Today, as prices of oil marched up to its three-year highs, data from the United States US stockpile somewhat dampened the momentum of the black stuff.
According to Thomson Reuters, weekly data from the Energy Information Administration (EIA) of the United States revealed that crude stockpiles dropped by 4.9m barrels, over the 3.89m barrel draw that was expected by analysts.
Inventories of gasoline increased by 4.1m barrels to near the peak of the average range, while some analysts anticipated a smaller 2.6m barrel rise.
A knee-jerk decline prompted Brent crude oil to an intra-day low amounting to $68.75 per barrel. However, it soon recovered to trade at around $69 again. Earlier today, it was able to reach a high of $69.37 per barrel.

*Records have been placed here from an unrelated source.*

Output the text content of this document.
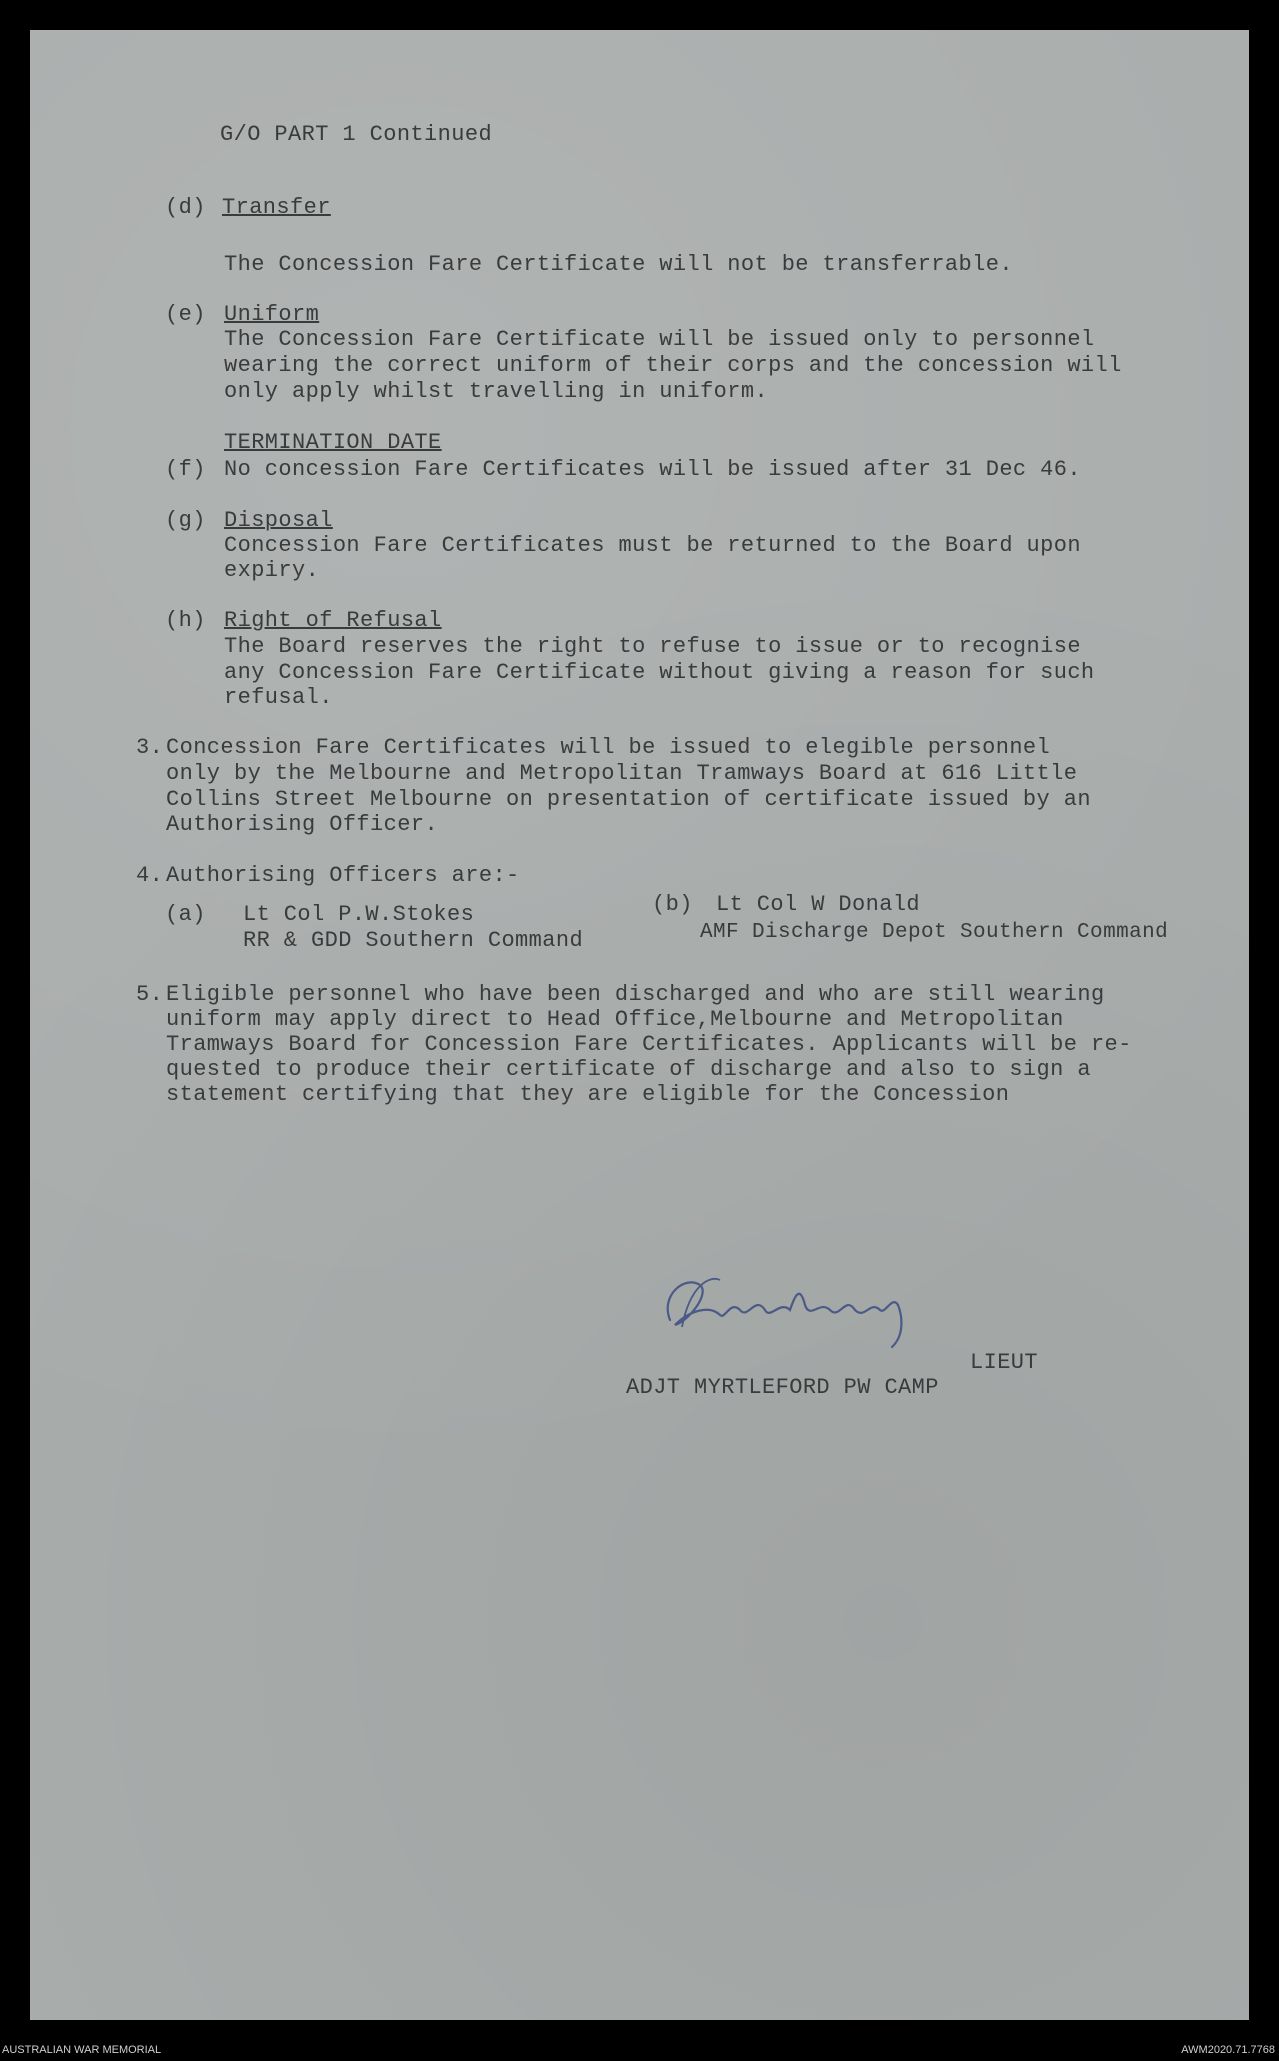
G/O PART 1 Continued
(d) Transfer
The Concession Fare Certificate will not be transferrable.
(e) Uniform
The Concession Fare Certificate will be issued only to personnel
wearing the correct uniform of their corps and the concession will
only apply whilst travelling in uniform.
TERMINATION DATE
(f) No concession Fare Certificates will be issued after 31 Dec 46.
(g) Disposal
Concession Fare Certificates must be returned to the Board upon
expiry.
(h) Right of Refusal
The Board reserves the right to refuse to issue or to recognise
any Concession Fare Certificate without giving a reason for such
refusal.
3. Concession Fare Certificates will be issued to elegible personnel
only by the Melbourne and Metropolitan Tramways Board at 616 Little
Collins Street Melbourne on presentation of certificate issued by an
Authorising Officer.
4. Authorising Officers are:-
(a) Lt Col P.W.Stokes
RR & GDD Southern Command
(b) Lt Col W Donald
AMF Discharge Depot Southern Command
5. Eligible personnel who have been discharged and who are still wearing
uniform may apply direct to Head Office,Melbourne and Metropolitan
Tramways Board for Concession Fare Certificates. Applicants will be re-
quested to produce their certificate of discharge and also to sign a
statement certifying that they are eligible for the Concession
LIEUT
ADJT MYRTLEFORD PW CAMP
AUSTRALIAN WAR MEMORIAL	AWM2020.71.7768
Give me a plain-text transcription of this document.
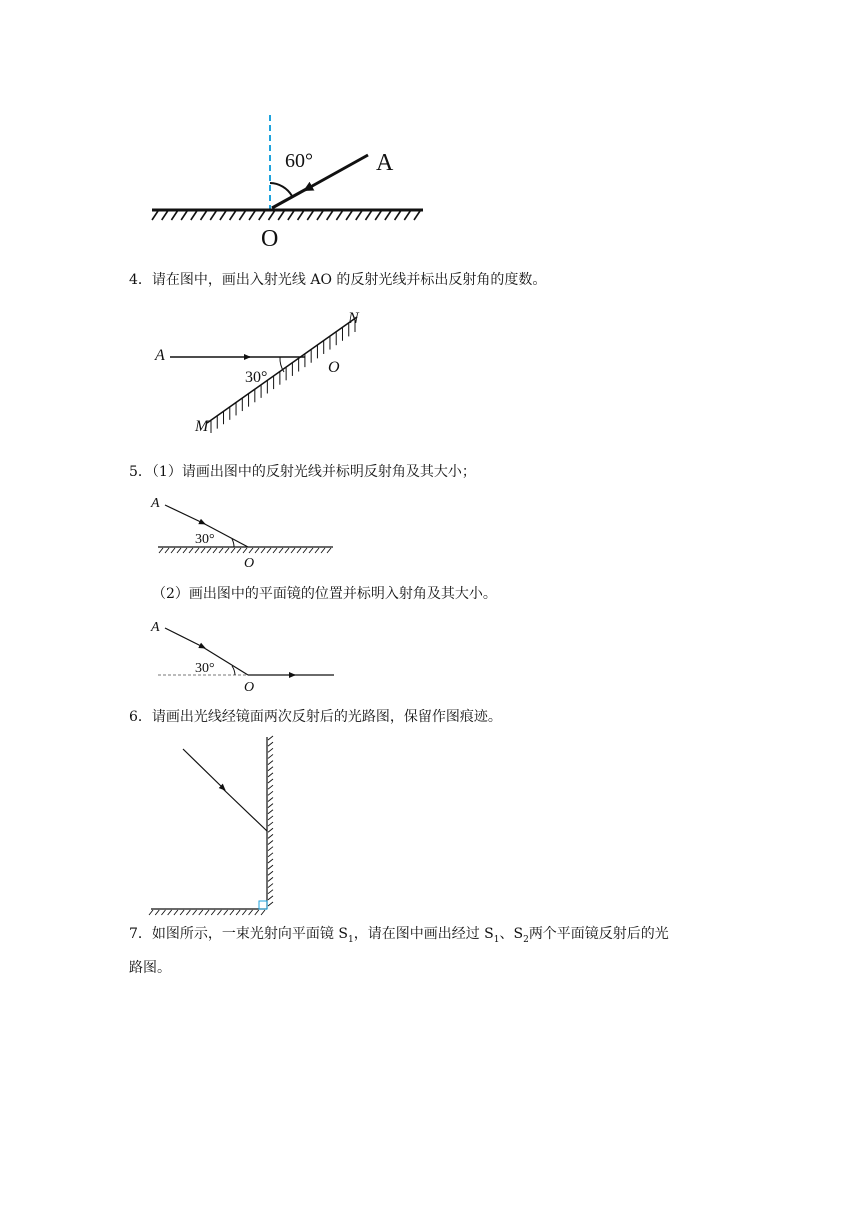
60°	A
O
4．请在图中，画出入射光线 AO 的反射光线并标出反射角的度数。
A
N
O
M
30°
5．（1）请画出图中的反射光线并标明反射角及其大小；
A
30°
O
（2）画出图中的平面镜的位置并标明入射角及其大小。
A
30°
O
6．请画出光线经镜面两次反射后的光路图，保留作图痕迹。
7．如图所示，一束光射向平面镜 $S_1$，请在图中画出经过 $S_1$、$S_2$两个平面镜反射后的光
路图。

Prices of West Texas Intermediate (WTI) of the United States reached a December 2014 high amounting to $63.67 per barrel earlier on.
The market analyst at CMC Markets UK, David Madden, stated: “WTI and Brent crude oil have sold off in the wake of the EIA report which showed yet another decline in oil stockpiles, while gasoline inventories increased.
“It was the typical market reaction as oil initially jumped due to the drop in oil inventories, then [it sank] in that gasoline stockpiles surged, which prompted selling.”